Pour mieux prouver sa volonté de ne faire aucun cadeau à Decaux, l'équipe Delanoë affirme que le renouvellement du contrat de la moitié des Sanisette, en 2006, sera aussi soumis à concurrence, afin de réduire l'enveloppe annuelle de 6 millions d'euros que verse la Ville car en plus d'être payants pour les usagers, la mairie finance l'exploitant de ces WC publics. Et de promettre «200 Sanisette gratuites pour les Parisiens, plus jolies et accessibles aux handicapés». Les autres contrats urbains de Decaux, bien verrouillés juridiquement sous Chirac, ne sont renouvelables qu'à l'horizon 2012.
Inconfortable. Concernant le renouvellement du marché de l'eau, autrement plus important financièrement (il brasse près de 500 millions d'euros par an), symbole des privatisations chiraquiennes abracadabrantesquement favorables aux délégataires privés, Delanoë est dans une situation plus inconfortable. En 1997, alors chef de l'opposition municipale, il avait engagé un recours au tribunal administratif contre un avenant liant la ville de Paris et le duopole des marchands d'eau, la Générale et la Lyonnaise. Ce curieux avenant, adopté sous Chirac puis Tiberi, leur accordait une garantie contre une baisse de chiffre d'affaires : contrairement à la mécanique économique la plus élémentaire, à Paris, quand la consommation d'eau baisse, son prix monte ! Une fois élu maire, Delanoë a retiré son recours. Il s'est contenté de supprimer l'avenant, sans effet rétroactif.

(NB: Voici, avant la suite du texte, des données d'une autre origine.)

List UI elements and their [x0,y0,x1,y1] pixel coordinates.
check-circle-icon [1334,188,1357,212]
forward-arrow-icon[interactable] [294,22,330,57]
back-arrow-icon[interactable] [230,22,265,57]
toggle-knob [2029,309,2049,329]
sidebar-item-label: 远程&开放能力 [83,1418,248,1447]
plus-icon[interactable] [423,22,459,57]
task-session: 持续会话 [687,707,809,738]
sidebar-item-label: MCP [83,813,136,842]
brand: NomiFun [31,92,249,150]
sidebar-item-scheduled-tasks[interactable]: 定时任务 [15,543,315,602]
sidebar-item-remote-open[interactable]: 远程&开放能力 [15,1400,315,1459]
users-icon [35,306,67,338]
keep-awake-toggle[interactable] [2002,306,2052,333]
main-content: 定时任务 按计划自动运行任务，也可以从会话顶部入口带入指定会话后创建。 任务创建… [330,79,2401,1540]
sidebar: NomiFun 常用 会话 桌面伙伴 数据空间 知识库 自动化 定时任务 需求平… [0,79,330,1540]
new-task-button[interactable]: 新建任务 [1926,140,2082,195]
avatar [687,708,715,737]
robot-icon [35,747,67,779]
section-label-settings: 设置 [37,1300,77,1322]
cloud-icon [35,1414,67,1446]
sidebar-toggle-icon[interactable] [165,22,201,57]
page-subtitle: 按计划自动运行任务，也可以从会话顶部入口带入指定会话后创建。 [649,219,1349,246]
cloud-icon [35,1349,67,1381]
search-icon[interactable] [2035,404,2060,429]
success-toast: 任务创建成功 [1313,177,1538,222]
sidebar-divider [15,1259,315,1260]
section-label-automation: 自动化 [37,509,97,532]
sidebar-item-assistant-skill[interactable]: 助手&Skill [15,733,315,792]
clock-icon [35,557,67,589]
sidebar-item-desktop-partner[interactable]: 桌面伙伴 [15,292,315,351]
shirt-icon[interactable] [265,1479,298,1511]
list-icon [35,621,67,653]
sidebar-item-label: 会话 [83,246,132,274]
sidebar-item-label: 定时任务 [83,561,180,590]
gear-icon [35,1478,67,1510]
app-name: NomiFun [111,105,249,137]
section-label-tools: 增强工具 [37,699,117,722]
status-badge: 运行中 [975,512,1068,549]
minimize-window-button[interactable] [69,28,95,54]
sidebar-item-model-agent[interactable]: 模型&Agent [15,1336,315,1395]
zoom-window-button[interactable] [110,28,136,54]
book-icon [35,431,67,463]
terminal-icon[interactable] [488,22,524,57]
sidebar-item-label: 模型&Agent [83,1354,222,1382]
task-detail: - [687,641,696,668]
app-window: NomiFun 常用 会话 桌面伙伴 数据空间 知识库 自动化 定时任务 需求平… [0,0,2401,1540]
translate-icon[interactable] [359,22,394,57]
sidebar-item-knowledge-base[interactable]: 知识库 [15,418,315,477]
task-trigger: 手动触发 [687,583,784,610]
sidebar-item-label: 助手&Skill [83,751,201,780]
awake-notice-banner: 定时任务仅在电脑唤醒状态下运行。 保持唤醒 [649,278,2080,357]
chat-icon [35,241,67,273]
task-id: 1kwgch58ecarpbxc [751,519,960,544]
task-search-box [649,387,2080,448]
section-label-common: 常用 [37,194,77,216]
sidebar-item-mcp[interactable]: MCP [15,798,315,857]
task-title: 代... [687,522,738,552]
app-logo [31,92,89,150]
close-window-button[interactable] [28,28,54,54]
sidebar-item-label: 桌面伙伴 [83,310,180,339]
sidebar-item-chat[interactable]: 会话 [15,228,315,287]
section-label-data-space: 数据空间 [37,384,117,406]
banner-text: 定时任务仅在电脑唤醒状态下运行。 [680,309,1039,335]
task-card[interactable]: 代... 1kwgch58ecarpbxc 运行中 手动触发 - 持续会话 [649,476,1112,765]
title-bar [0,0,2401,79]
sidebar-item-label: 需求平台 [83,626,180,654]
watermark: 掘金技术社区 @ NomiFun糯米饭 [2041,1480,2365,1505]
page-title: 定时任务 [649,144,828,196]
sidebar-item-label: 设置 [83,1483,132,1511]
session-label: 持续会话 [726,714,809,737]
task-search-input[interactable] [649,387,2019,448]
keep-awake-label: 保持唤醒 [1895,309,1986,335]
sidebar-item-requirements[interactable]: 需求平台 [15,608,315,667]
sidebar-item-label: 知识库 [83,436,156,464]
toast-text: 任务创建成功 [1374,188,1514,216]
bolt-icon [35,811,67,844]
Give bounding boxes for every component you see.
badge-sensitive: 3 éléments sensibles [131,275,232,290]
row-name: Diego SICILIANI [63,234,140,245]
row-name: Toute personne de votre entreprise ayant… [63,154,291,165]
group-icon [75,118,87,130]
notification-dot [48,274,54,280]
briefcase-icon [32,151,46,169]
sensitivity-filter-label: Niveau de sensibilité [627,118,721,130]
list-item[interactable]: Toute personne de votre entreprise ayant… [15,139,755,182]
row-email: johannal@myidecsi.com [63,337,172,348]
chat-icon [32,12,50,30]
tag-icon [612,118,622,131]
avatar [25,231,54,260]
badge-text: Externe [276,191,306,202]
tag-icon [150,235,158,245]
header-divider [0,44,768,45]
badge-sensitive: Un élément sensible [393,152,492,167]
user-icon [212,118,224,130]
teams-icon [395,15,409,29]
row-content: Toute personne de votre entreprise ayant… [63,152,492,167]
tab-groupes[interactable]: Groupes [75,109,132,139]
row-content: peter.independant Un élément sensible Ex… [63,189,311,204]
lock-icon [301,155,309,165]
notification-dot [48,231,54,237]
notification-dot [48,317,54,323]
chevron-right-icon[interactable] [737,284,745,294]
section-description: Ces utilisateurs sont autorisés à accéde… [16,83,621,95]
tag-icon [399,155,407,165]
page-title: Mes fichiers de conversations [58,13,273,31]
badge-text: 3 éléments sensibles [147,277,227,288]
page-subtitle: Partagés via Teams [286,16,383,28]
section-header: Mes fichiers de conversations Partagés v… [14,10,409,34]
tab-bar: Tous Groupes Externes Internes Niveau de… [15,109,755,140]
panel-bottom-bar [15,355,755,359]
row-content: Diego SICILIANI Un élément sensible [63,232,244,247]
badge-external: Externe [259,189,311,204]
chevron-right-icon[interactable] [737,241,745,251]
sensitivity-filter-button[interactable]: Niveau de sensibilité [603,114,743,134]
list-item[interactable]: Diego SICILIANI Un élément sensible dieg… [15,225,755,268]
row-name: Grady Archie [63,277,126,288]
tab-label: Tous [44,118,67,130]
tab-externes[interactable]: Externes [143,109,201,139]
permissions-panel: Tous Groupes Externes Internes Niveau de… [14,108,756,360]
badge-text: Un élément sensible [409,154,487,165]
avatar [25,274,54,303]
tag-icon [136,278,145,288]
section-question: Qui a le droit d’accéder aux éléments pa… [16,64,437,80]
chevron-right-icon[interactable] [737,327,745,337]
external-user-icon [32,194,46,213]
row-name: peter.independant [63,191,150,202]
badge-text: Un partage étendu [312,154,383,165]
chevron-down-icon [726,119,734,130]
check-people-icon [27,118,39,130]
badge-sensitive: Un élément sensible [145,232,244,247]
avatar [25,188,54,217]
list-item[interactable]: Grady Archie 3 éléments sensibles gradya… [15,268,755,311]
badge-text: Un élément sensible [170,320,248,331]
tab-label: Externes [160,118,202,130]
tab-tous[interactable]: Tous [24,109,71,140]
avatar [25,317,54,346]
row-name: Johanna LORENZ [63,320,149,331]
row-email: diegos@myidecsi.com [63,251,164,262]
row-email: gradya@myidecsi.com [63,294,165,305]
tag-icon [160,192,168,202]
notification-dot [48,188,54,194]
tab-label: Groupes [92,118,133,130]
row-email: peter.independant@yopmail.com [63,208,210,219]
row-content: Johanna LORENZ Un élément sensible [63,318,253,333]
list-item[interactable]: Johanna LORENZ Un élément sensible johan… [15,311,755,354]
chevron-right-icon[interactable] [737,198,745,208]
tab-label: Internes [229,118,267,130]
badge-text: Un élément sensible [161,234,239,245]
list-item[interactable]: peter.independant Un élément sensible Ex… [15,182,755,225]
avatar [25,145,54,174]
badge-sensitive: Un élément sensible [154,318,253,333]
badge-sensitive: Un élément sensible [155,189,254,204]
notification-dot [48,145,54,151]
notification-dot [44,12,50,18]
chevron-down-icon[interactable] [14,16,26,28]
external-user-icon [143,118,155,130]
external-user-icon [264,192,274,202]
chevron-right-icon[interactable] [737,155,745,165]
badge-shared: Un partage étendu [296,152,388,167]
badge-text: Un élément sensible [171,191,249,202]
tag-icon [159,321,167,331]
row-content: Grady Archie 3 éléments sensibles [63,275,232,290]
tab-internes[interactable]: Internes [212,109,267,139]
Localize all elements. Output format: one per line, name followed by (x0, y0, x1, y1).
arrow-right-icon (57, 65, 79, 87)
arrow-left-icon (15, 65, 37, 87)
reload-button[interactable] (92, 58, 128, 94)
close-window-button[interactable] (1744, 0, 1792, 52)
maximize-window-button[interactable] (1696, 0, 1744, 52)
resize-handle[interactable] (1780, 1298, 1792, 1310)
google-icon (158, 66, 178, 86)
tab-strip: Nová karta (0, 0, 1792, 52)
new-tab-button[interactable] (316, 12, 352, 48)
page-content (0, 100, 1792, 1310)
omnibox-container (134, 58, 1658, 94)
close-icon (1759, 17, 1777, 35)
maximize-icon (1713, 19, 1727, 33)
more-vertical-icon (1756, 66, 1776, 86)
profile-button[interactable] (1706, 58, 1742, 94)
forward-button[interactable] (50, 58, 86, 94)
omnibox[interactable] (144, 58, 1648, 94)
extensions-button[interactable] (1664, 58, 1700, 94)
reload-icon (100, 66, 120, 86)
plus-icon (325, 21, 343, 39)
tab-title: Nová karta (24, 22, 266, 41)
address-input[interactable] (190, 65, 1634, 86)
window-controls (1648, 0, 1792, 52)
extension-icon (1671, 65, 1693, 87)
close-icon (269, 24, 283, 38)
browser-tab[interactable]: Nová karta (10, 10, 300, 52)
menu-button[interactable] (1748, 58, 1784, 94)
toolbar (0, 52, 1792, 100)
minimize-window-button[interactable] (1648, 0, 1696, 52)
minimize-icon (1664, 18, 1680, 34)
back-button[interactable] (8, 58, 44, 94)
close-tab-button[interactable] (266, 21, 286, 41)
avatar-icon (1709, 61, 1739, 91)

Le 15 décembre 2003 à 21 heures, s'ouvrait au conseil de Paris un «débat sur l'affaire prioritaire relative au contrat de l'eau». Après un dîner arrosé d'un château-margaux, Delanoë cède la présidence de séance à sa première adjointe, Anne Hidalgo, ex-chargée de mission à la Générale des eaux détail de carrière trop peu connu des électeurs parisiens. Parfaite gardechiourme, elle coupe constamment la parole «il faut conclure», «je vous demande de tenir en cinq minutes maximum»... , sous prétexte de renvoyer tout le monde se coucher le moins tard possible. De fait, l'accord entre Paris et ses marchands d'eau a été ficelé en coulisse. Ces derniers acceptent de réduire leur marge de rentabilité de 6 à 4 % et promettent d'engager 153 millions d'euros dans la rénovation des canalisations (dont seulement 62 millions de leur poche, sur six ans). Mais toujours pas de baisse du prix de l'eau.
Cette fois encore, la continuité l'emporte sur le changement. Le porte-parole du groupe UMP au Conseil de Paris, Jean-Didier Berthault, ironise sur «la méthode du "retenez-moi ou je fais un malheur", suivie d'un réajustement technique ou financier et du retour à la politique antérieure». Pour les Verts, l'élue parisienne Anne Le Strat se dit «déçue» : «Nous aurions pu aller beaucoup plus loin.»